On Sat, 13 Sep 2014, Ede Wolf wrote:
I may be putting together a box dedicated just to act as a multitrack
effects unit - without planning any recording. The effects stack will
for most
My guess is that this will be used live then? So you must have an audio
interface in mind and a channel count. I am guessing that this will end
up rackmount with a MB that has PCI(e) slots? Will it have a gui screen?
or be run via MIDI/OSC/custom control surface? (I would recomend
something sort of standard as it may be nice to have a MIDI control
surface on a desk particularly for EQ use... though a touch notepad
Interface might work too)
channels most likely look like this: reverb, delay, EQ and maybe one
of flanger, chorus or rather seldomly compression. Anyway, just the
classics, planning so far to only to install the calf and invada lv2
packages. Though I am open for recommendations here, too. And of
course I am looking for a suitable effects host/rack.
Because you have (I would guess) a set number of channels you have the
option of looking at either a multitrack mixer such as non-mixer or a
set of stereo racks. I would put all the possible effects in line but
have the ones not used bypassed... at least I would try that. This is so
that it is easy to set up a midi controller. I suppose I should also ask
if you are going to do any of your own coding to glue this together. You
will probably at least need some shell scripts to set things up unless
you will have some sort of UI that will allow manually setting this up
every time.
Another question... Will X run? Or will you be running all CLI?
However, I do suppose, the reverb will be the most cpu consuming item
and I am wondering, what feature an a cpu should I be primarily
looking for? I guess, for effects, especially reverb, the floating
point performance will be paramount?
Without a track count, it is hard to know. multitrack could be 4 or 24
tracks. Even then, it would be hard to tell as I have found changing
parameters within a plugin can change cpu use of that plugin. Of course
knowing what latency your IF is capable of and the latency you intend to
use is important too. It would be pretty easy to say that a dual xeon
board would handle it, but then one of the new 8 core atom boards may
work just as well... note: I don't know how far a single audio chain can
be split over cores.
WRT reverb: Do you really want each track to have it's own reverb?
Having one reverb (or two) service a number of tracks through sends is
not only done to conserve CPU cycles. It also lets the sounds be in the
same virual acoustic space. However, setting up the sasme reverb 5 times
does allow each track to be dealt with separately.
Another question: will you be mixing the outputs? (sometimes, never)

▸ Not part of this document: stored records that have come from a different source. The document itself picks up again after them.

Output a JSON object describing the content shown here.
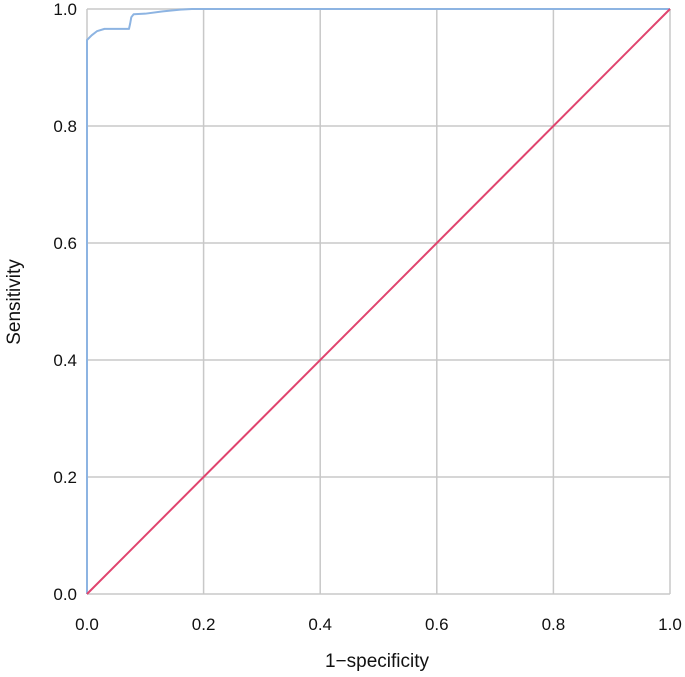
{
  "chart_data": {
    "type": "line",
    "xlabel": "1−specificity",
    "ylabel": "Sensitivity",
    "xlim": [
      0.0,
      1.0
    ],
    "ylim": [
      0.0,
      1.0
    ],
    "x_ticks": [
      "0.0",
      "0.2",
      "0.4",
      "0.6",
      "0.8",
      "1.0"
    ],
    "y_ticks": [
      "0.0",
      "0.2",
      "0.4",
      "0.6",
      "0.8",
      "1.0"
    ],
    "grid": true,
    "legend": "none",
    "series": [
      {
        "color": "#8db4e2",
        "points": [
          [
            0.0,
            0.0
          ],
          [
            0.0,
            0.947
          ],
          [
            0.008,
            0.955
          ],
          [
            0.017,
            0.962
          ],
          [
            0.03,
            0.966
          ],
          [
            0.04,
            0.966
          ],
          [
            0.065,
            0.966
          ],
          [
            0.072,
            0.966
          ],
          [
            0.074,
            0.975
          ],
          [
            0.076,
            0.986
          ],
          [
            0.08,
            0.991
          ],
          [
            0.1,
            0.992
          ],
          [
            0.13,
            0.996
          ],
          [
            0.16,
            0.999
          ],
          [
            0.18,
            1.0
          ],
          [
            0.5,
            1.0
          ],
          [
            1.0,
            1.0
          ]
        ]
      },
      {
        "color": "#e0446e",
        "points": [
          [
            0.0,
            0.0
          ],
          [
            1.0,
            1.0
          ]
        ]
      }
    ]
  }
}
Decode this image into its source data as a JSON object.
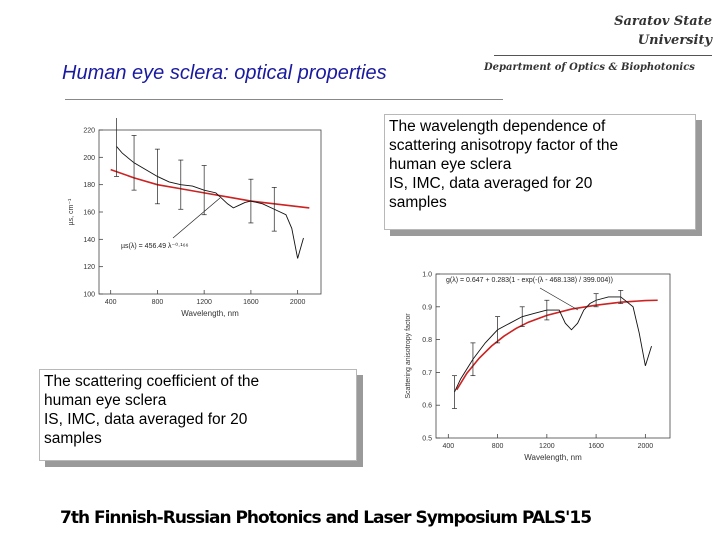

As HT generally has a bad reputation for audio, currently, the AMD
FX-8350 is on top of my list, as the floating point preformance is
said to be rather good and lots of cores should be ideal for running
lots of effects in parallel - though unfortunately not every core does
have its on FPU. As it is not going to run 24/7, the insane energy
consumption is somewhat acceptable.
But, beeing no coder, I may be completely off track with my
conceptions here, so I am asking for some more insight or alternative
recommendations, maybe even with a short reasoning
What parts do you already have? What is your budget? What is your reason
for wanting to do this in a computer rather than just buying something
that has these things. By the time you buy the interface ($500 for 8
i/o), case, MB, CPU, memory, PS, HD, midi controller and PCIe card for
the audio IF... you are getting close to the $2000 mark already. (this
is noting that you said this is a one use box) You can buy a digital
mixer with 16 channels already. You have said that there is not some
effect that you want in particular, but generic effects.
Look at:
http://www.allen-heath.com/ahproducts/qu-16/ ~$2100
http://www.behringer.com/EN/Products/X32-RACK.aspx ~$1200 (Sweetwater)
I am sure there are others too.
This is not to say your project is not valid. I am just trying to make
sure you have some perspective. BTW, the units I pointed out do not use
one fast CPU, but a number of ARM and DSP units. If you already have
most of the parts on hand... particularly if you have a spare computer
even with only two inputs. I would try it out with that for two tracks
so you have an idea of what sw is around. You can try more tracks than
two by just setting them up, as jack does not care if inputs are
physical or not. Playing back *.wav files does not take much cpu.
I was able to do quite a lot with just an old P4 even at low latency,
The new i5 already makes audio use much less cpu. (even with jack set
16/2) All of todays CPUs are beyond yesterdays super chips.